Mediasi Tak Capai Titik Temu, Keluarga Nertian Lenda Tempuh Jalur Hukum Adat

Tamiang Layang, Habarkalimantantengah.com – Proses mediasi keempat antara ahli waris almarhum Nertian Lenda dan pihak PT MUTU yang difasilitasi Tim Penyelesaian Konflik Sosial (PKS) Pemerintah Kabupaten Barito Timur (Bartim) kembali belum membuahkan hasil.

Pertemuan yang digelar di Ruang Rapat Bupati Bartim pada Senin (6/10/2025) itu berakhir tanpa kesepakatan final antara kedua belah pihak.

Perwakilan keluarga ahli waris, Hardy Calvin Agoeh, dalam keterangannya menyampaikan bahwa pihak keluarga menghargai upaya pemerintah daerah bersama tim terpadu yang telah berupaya mencari jalan tengah. Namun, menurutnya, hingga saat ini belum ditemukan titik temu antara keluarga dan pihak perusahaan.

“Kami sudah mengikuti seluruh tahapan mediasi bersama unsur Forkopimda. Namun dari hasil rapat tadi, memang belum ada kesepakatan. Pemerintah menyarankan agar persoalan ini bisa dilanjutkan melalui jalur hukum,” ungkap Hardy.

Hardy menegaskan, pihak keluarga memilih untuk menempuh jalur hukum adat dalam menyelesaikan konflik tersebut. Alasannya, selain menghormati nilai-nilai lokal, sengketa lahan ini juga berkaitan erat dengan hak masyarakat adat yang sudah turun-temurun mengelola wilayah tersebut.

“Kami menghormati saran pemerintah dan perusahaan untuk menyelesaikan melalui hukum positif, tapi kami juga memiliki dasar kuat melalui hukum adat yang berlaku di wilayah Barito Timur. Nantinya kami akan berkoordinasi dengan Kapolres, Dandim, Bupati, Kajari, dan Ketua Pengadilan untuk menyampaikan langkah-langkah setelah hukum adat ini kami jalankan," lanjutnya.
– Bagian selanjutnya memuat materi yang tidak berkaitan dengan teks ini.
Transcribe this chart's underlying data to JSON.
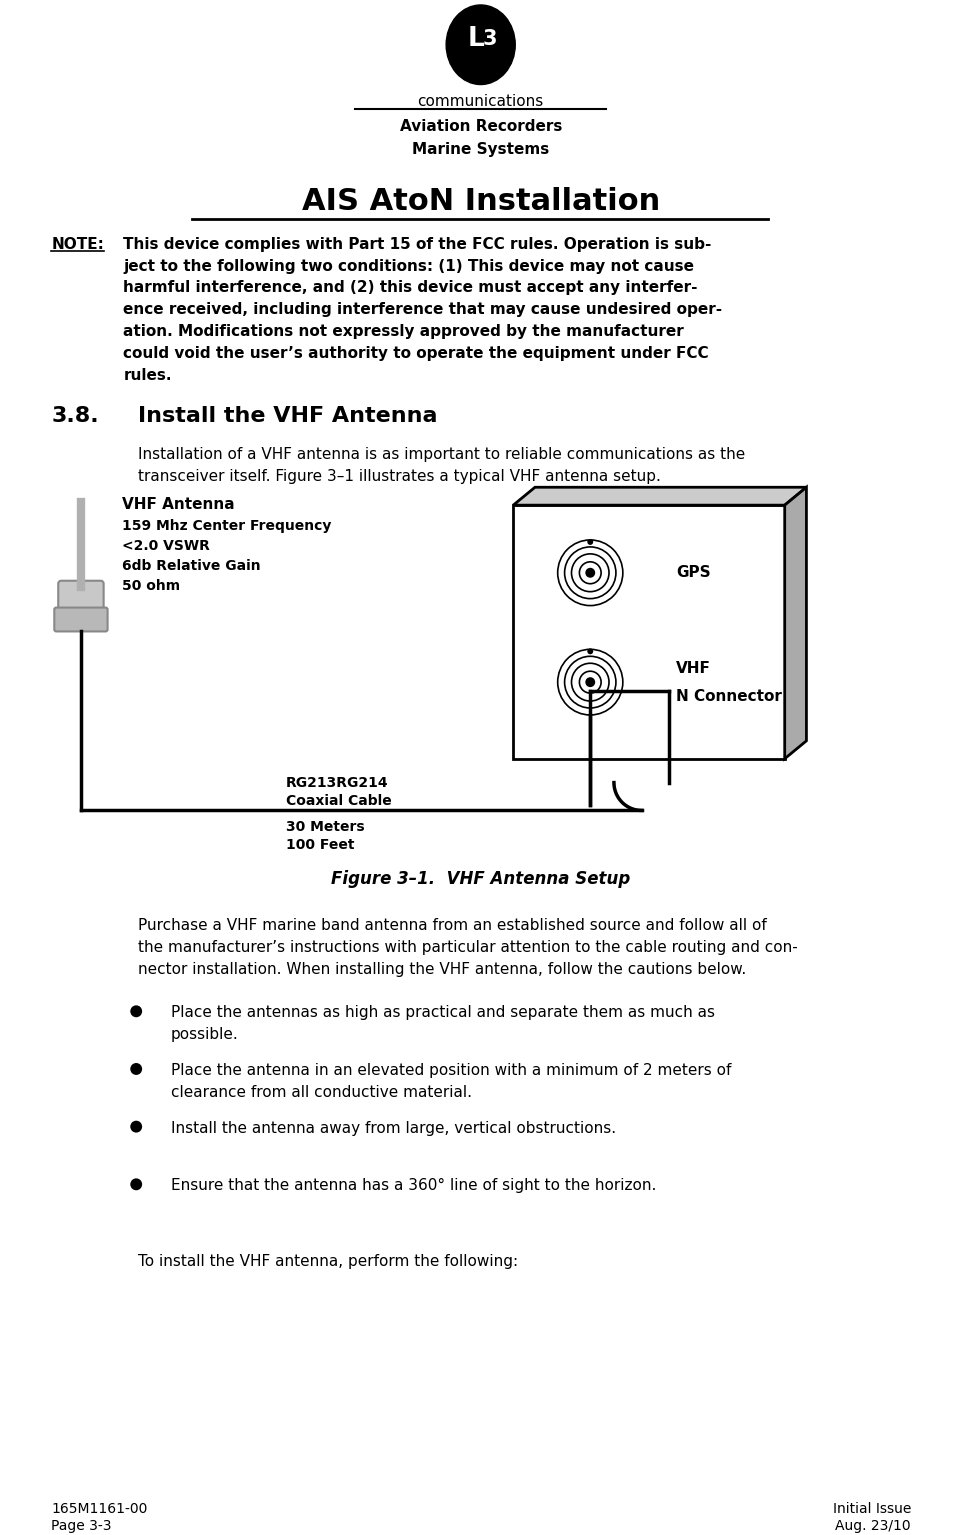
{
  "bg_color": "#ffffff",
  "text_color": "#000000",
  "page_width": 9.75,
  "page_height": 15.35,
  "logo_text": "communications",
  "header_line1": "Aviation Recorders",
  "header_line2": "Marine Systems",
  "title": "AIS AtoN Installation",
  "note_label": "NOTE:",
  "note_text": "This device complies with Part 15 of the FCC rules. Operation is sub-\nject to the following two conditions: (1) This device may not cause\nharmful interference, and (2) this device must accept any interfer-\nence received, including interference that may cause undesired oper-\nation. Modifications not expressly approved by the manufacturer\ncould void the user’s authority to operate the equipment under FCC\nrules.",
  "section_num": "3.8.",
  "section_title": "Install the VHF Antenna",
  "section_body": "Installation of a VHF antenna is as important to reliable communications as the\ntransceiver itself. Figure 3–1 illustrates a typical VHF antenna setup.",
  "antenna_label": "VHF Antenna",
  "antenna_specs": [
    "159 Mhz Center Frequency",
    "<2.0 VSWR",
    "6db Relative Gain",
    "50 ohm"
  ],
  "cable_label1": "RG213RG214",
  "cable_label2": "Coaxial Cable",
  "cable_length1": "30 Meters",
  "cable_length2": "100 Feet",
  "connector_label1": "GPS",
  "connector_label2": "VHF",
  "connector_label3": "N Connector",
  "figure_caption": "Figure 3–1.  VHF Antenna Setup",
  "body_para": "Purchase a VHF marine band antenna from an established source and follow all of\nthe manufacturer’s instructions with particular attention to the cable routing and con-\nnector installation. When installing the VHF antenna, follow the cautions below.",
  "bullets": [
    "Place the antennas as high as practical and separate them as much as\npossible.",
    "Place the antenna in an elevated position with a minimum of 2 meters of\nclearance from all conductive material.",
    "Install the antenna away from large, vertical obstructions.",
    "Ensure that the antenna has a 360° line of sight to the horizon."
  ],
  "closing_text": "To install the VHF antenna, perform the following:",
  "footer_left1": "165M1161-00",
  "footer_left2": "Page 3-3",
  "footer_right1": "Initial Issue",
  "footer_right2": "Aug. 23/10"
}
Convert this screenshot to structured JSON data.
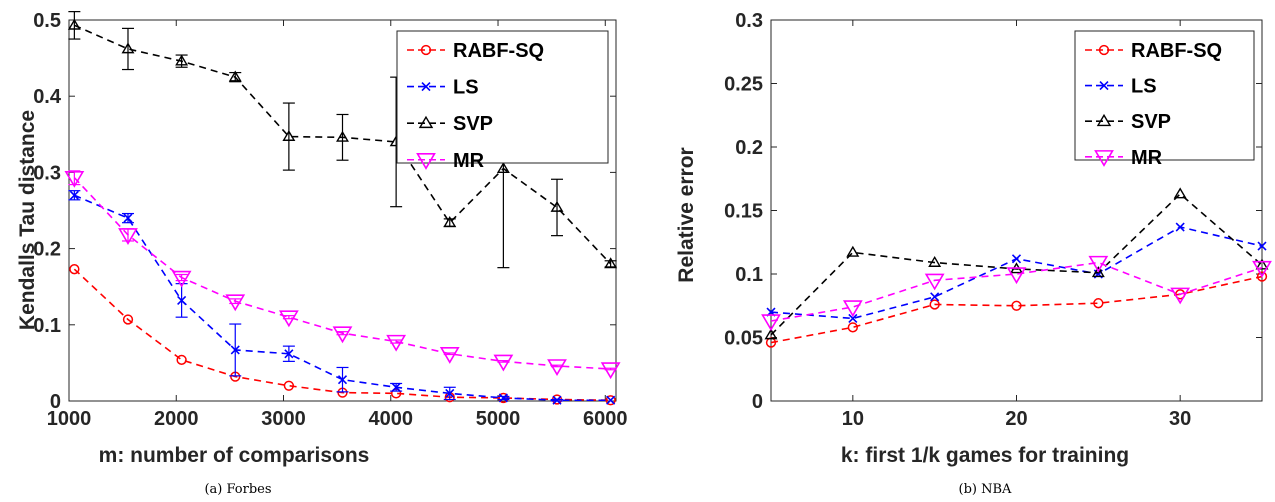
{
  "chart_data": [
    {
      "type": "line",
      "xlabel": "m: number of comparisons",
      "ylabel": "Kendalls Tau distance",
      "caption": "(a) Forbes",
      "xlim": [
        1000,
        6100
      ],
      "ylim": [
        0,
        0.5
      ],
      "xticks": [
        "1000",
        "2000",
        "3000",
        "4000",
        "5000",
        "6000"
      ],
      "yticks": [
        "0",
        "0.1",
        "0.2",
        "0.3",
        "0.4",
        "0.5"
      ],
      "legend_position": "top-right",
      "grid": false,
      "x": [
        1050,
        1550,
        2050,
        2550,
        3050,
        3550,
        4050,
        4550,
        5050,
        5550,
        6050
      ],
      "series": [
        {
          "name": "RABF-SQ",
          "color": "#ff0000",
          "marker": "circle",
          "values": [
            0.173,
            0.107,
            0.054,
            0.032,
            0.02,
            0.011,
            0.01,
            0.005,
            0.004,
            0.002,
            0.001
          ],
          "errors": [
            0,
            0,
            0,
            0,
            0,
            0,
            0,
            0,
            0,
            0,
            0
          ]
        },
        {
          "name": "LS",
          "color": "#0000ff",
          "marker": "x",
          "values": [
            0.27,
            0.24,
            0.132,
            0.067,
            0.062,
            0.028,
            0.018,
            0.01,
            0.004,
            0.001,
            0.001
          ],
          "errors": [
            0.006,
            0.006,
            0.022,
            0.034,
            0.01,
            0.016,
            0.005,
            0.008,
            0.002,
            0.001,
            0
          ]
        },
        {
          "name": "SVP",
          "color": "#000000",
          "marker": "triangle-up",
          "values": [
            0.493,
            0.462,
            0.446,
            0.425,
            0.347,
            0.346,
            0.34,
            0.234,
            0.305,
            0.254,
            0.18
          ],
          "errors": [
            0.018,
            0.027,
            0.008,
            0.006,
            0.044,
            0.03,
            0.085,
            0.005,
            0.13,
            0.037,
            0.004
          ]
        },
        {
          "name": "MR",
          "color": "#ff00ff",
          "marker": "triangle-down",
          "values": [
            0.293,
            0.218,
            0.162,
            0.131,
            0.11,
            0.089,
            0.078,
            0.062,
            0.052,
            0.046,
            0.042
          ],
          "errors": [
            0.009,
            0.008,
            0.004,
            0.003,
            0.002,
            0.002,
            0.002,
            0.001,
            0.001,
            0.001,
            0.001
          ]
        }
      ]
    },
    {
      "type": "line",
      "xlabel": "k: first 1/k games for training",
      "ylabel": "Relative error",
      "caption": "(b) NBA",
      "xlim": [
        5,
        35
      ],
      "ylim": [
        0,
        0.3
      ],
      "xticks": [
        "10",
        "20",
        "30"
      ],
      "yticks": [
        "0",
        "0.05",
        "0.1",
        "0.15",
        "0.2",
        "0.25",
        "0.3"
      ],
      "legend_position": "top-right",
      "grid": false,
      "x": [
        5,
        10,
        15,
        20,
        25,
        30,
        35
      ],
      "series": [
        {
          "name": "RABF-SQ",
          "color": "#ff0000",
          "marker": "circle",
          "values": [
            0.046,
            0.058,
            0.076,
            0.075,
            0.077,
            0.084,
            0.098
          ]
        },
        {
          "name": "LS",
          "color": "#0000ff",
          "marker": "x",
          "values": [
            0.07,
            0.065,
            0.082,
            0.112,
            0.1,
            0.137,
            0.122
          ]
        },
        {
          "name": "SVP",
          "color": "#000000",
          "marker": "triangle-up",
          "values": [
            0.052,
            0.117,
            0.109,
            0.104,
            0.101,
            0.163,
            0.107
          ]
        },
        {
          "name": "MR",
          "color": "#ff00ff",
          "marker": "triangle-down",
          "values": [
            0.063,
            0.074,
            0.095,
            0.1,
            0.109,
            0.084,
            0.105
          ]
        }
      ]
    }
  ]
}
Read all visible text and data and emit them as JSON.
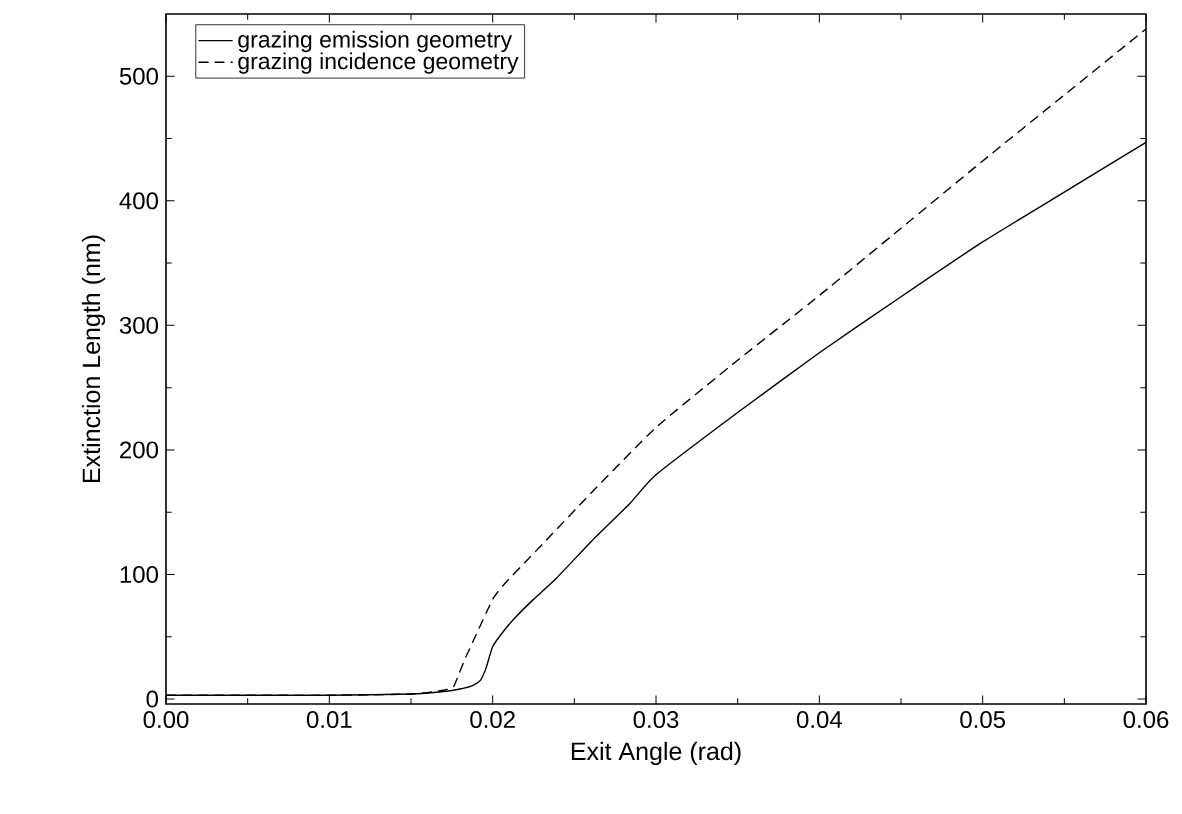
{
  "chart_data": {
    "type": "line",
    "xlabel": "Exit Angle (rad)",
    "ylabel": "Extinction Length (nm)",
    "xlim": [
      0,
      0.06
    ],
    "ylim": [
      -4,
      550
    ],
    "xticks": [
      {
        "value": 0,
        "label": "0.00"
      },
      {
        "value": 0.01,
        "label": "0.01"
      },
      {
        "value": 0.02,
        "label": "0.02"
      },
      {
        "value": 0.03,
        "label": "0.03"
      },
      {
        "value": 0.04,
        "label": "0.04"
      },
      {
        "value": 0.05,
        "label": "0.05"
      },
      {
        "value": 0.06,
        "label": "0.06"
      }
    ],
    "yticks": [
      0,
      100,
      200,
      300,
      400,
      500
    ],
    "legend": "top left",
    "grid": false,
    "series": [
      {
        "name": "grazing emission geometry",
        "color": "#000000",
        "line_style": "solid",
        "x": [
          0,
          0.005,
          0.01,
          0.015,
          0.017,
          0.018,
          0.0188,
          0.01925,
          0.0196,
          0.02,
          0.0207,
          0.0215,
          0.0225,
          0.0239,
          0.0263,
          0.0284,
          0.03,
          0.035,
          0.04,
          0.045,
          0.05,
          0.055,
          0.06
        ],
        "values": [
          3,
          3,
          3,
          4,
          6,
          8,
          11,
          15,
          25,
          42,
          55,
          67,
          80,
          97,
          130,
          157,
          180,
          230,
          278,
          323,
          367,
          407,
          447
        ]
      },
      {
        "name": "grazing incidence geometry",
        "color": "#000000",
        "line_style": "dashed",
        "x": [
          0,
          0.005,
          0.01,
          0.015,
          0.017,
          0.0176,
          0.01775,
          0.0183,
          0.019,
          0.02,
          0.0207,
          0.022,
          0.0231,
          0.026,
          0.03,
          0.035,
          0.04,
          0.045,
          0.05,
          0.055,
          0.06
        ],
        "values": [
          3,
          3,
          3,
          4,
          7,
          10,
          14,
          32,
          52,
          80,
          92,
          110,
          125,
          165,
          218,
          272,
          324,
          378,
          432,
          485,
          538
        ]
      }
    ]
  }
}
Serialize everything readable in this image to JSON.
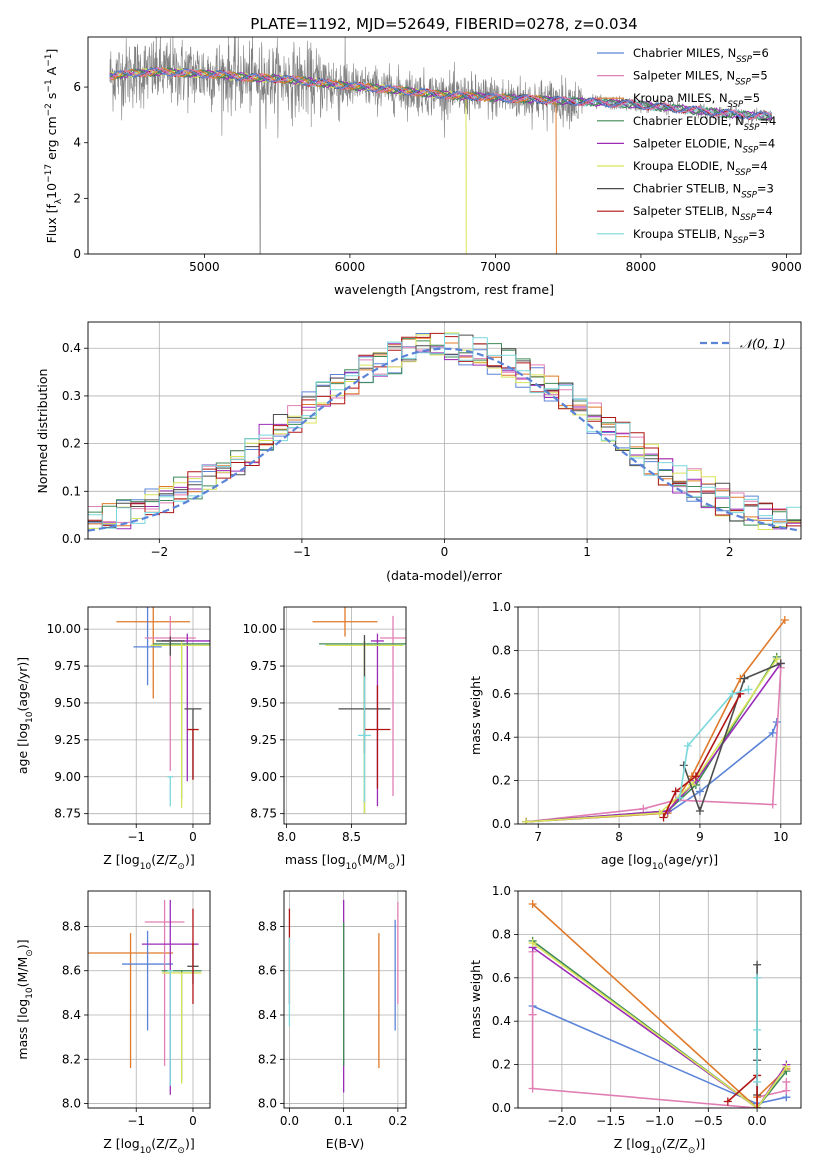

Lebih jauh, Hardy juga membeberkan bahwa keluarga almarhum Nertian Lenda memiliki bukti pembayaran dari PT MUTU terkait pengambilan tanah urug di lokasi lahan yang kini disengketakan.

Bukti tersebut, kata Hardy, memperlihatkan bahwa perusahaan telah melakukan transaksi kepada keluarga, yang secara implisit mengakui hak kepemilikan keluarga atas lahan itu.

“Kami punya dokumen tanda terima pembayaran. Jadi secara hukum, perusahaan pernah melakukan pembayaran kepada keluarga. Artinya, lahan itu memang diakui milik kami, bukan tanah kosong yang bisa diambil begitu saja,” ujarnya.

Sementara itu, lahan yang dipersoalkan disebut berada di dalam kawasan hutan yang secara administrasi termasuk wilayah kerja KPHP Barito Hilir Kabupaten Barito Selatan. Namun menurut Hardy, masuknya kawasan tersebut ke dalam peta kehutanan tidak otomatis menghapus hak masyarakat adat.

“Pihak KPHP sendiri sudah menyarankan agar perusahaan menyelesaikan dulu hak-hak masyarakat adat apabila di wilayah itu terdapat klaim kepemilikan,” tambahnya.

Selain soal lahan, Hardy juga menyinggung mengenai kontribusi perusahaan terhadap daerah dan masyarakat, termasuk pelaksanaan program CSR (Corporate Social Responsibility). Ia berharap agar ke depan, pihak perusahaan lebih terbuka dan bertanggung jawab terhadap kewajiban sosialnya.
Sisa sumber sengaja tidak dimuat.